In 1950 she met and married Hermann Merkin, a German-Jewish businessman, who was twelve years her senior. They had six children and were married for over forty years until his death in 1999 at the age of 91. Ursula and Hermann Merkin sponsored the well-known New York venue Merkin Concert Hall and were involved in a variety of Yeshiva University functions as well as with other Jewish philanthropies. They were also deeply devoted to Fifth Avenue Synagogue, of which Hermann Merkin was Founding President.

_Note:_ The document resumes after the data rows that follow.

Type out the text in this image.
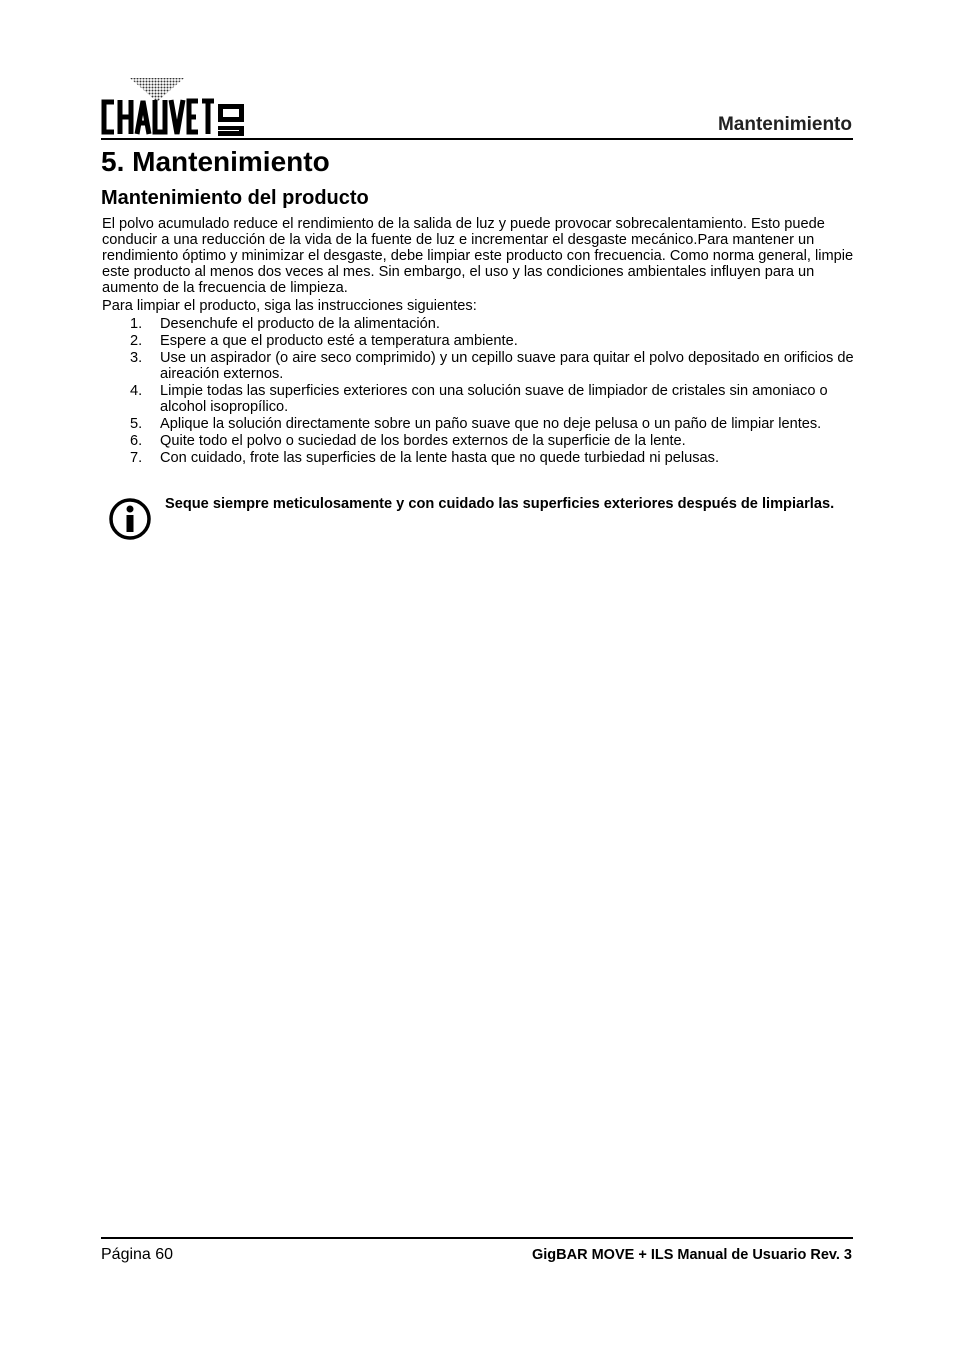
Mantenimiento
5. Mantenimiento
Mantenimiento del producto

El polvo acumulado reduce el rendimiento de la salida de luz y puede provocar sobrecalentamiento. Esto puede conducir a una reducción de la vida de la fuente de luz e incrementar el desgaste mecánico.Para mantener un rendimiento óptimo y minimizar el desgaste, debe limpiar este producto con frecuencia. Como norma general, limpie este producto al menos dos veces al mes. Sin embargo, el uso y las condiciones ambientales influyen para un aumento de la frecuencia de limpieza.

Para limpiar el producto, siga las instrucciones siguientes:

1. Desenchufe el producto de la alimentación.
2. Espere a que el producto esté a temperatura ambiente.
3. Use un aspirador (o aire seco comprimido) y un cepillo suave para quitar el polvo depositado en orificios de aireación externos.
4. Limpie todas las superficies exteriores con una solución suave de limpiador de cristales sin amoniaco o alcohol isopropílico.
5. Aplique la solución directamente sobre un paño suave que no deje pelusa o un paño de limpiar lentes.
6. Quite todo el polvo o suciedad de los bordes externos de la superficie de la lente.
7. Con cuidado, frote las superficies de la lente hasta que no quede turbiedad ni pelusas.
Seque siempre meticulosamente y con cuidado las superficies exteriores después de limpiarlas.
Página 60	GigBAR MOVE + ILS Manual de Usuario Rev. 3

She was a granddaughter of Solomon Breuer, a great-granddaughter of Samson Raphael Hirsch and mother of the novelist and cultural critic Daphne Merkin. She was best known for her involvement with Reuth, an Israeli charity for the elderly begun by her mother and Paula Barth. She maintained a strong tie to and a great love for the Holy Land until her death in 2006. She was known fondly by most of her friends as "Ullah," which is affectionate for Ursula.

She also wrote many novels; most notably, Borrowed Lands, which was published by Rubin Mass Ltd. in 2000 in a second revised edition. She died in New York at the age of 86 after a long bout with lung cancer.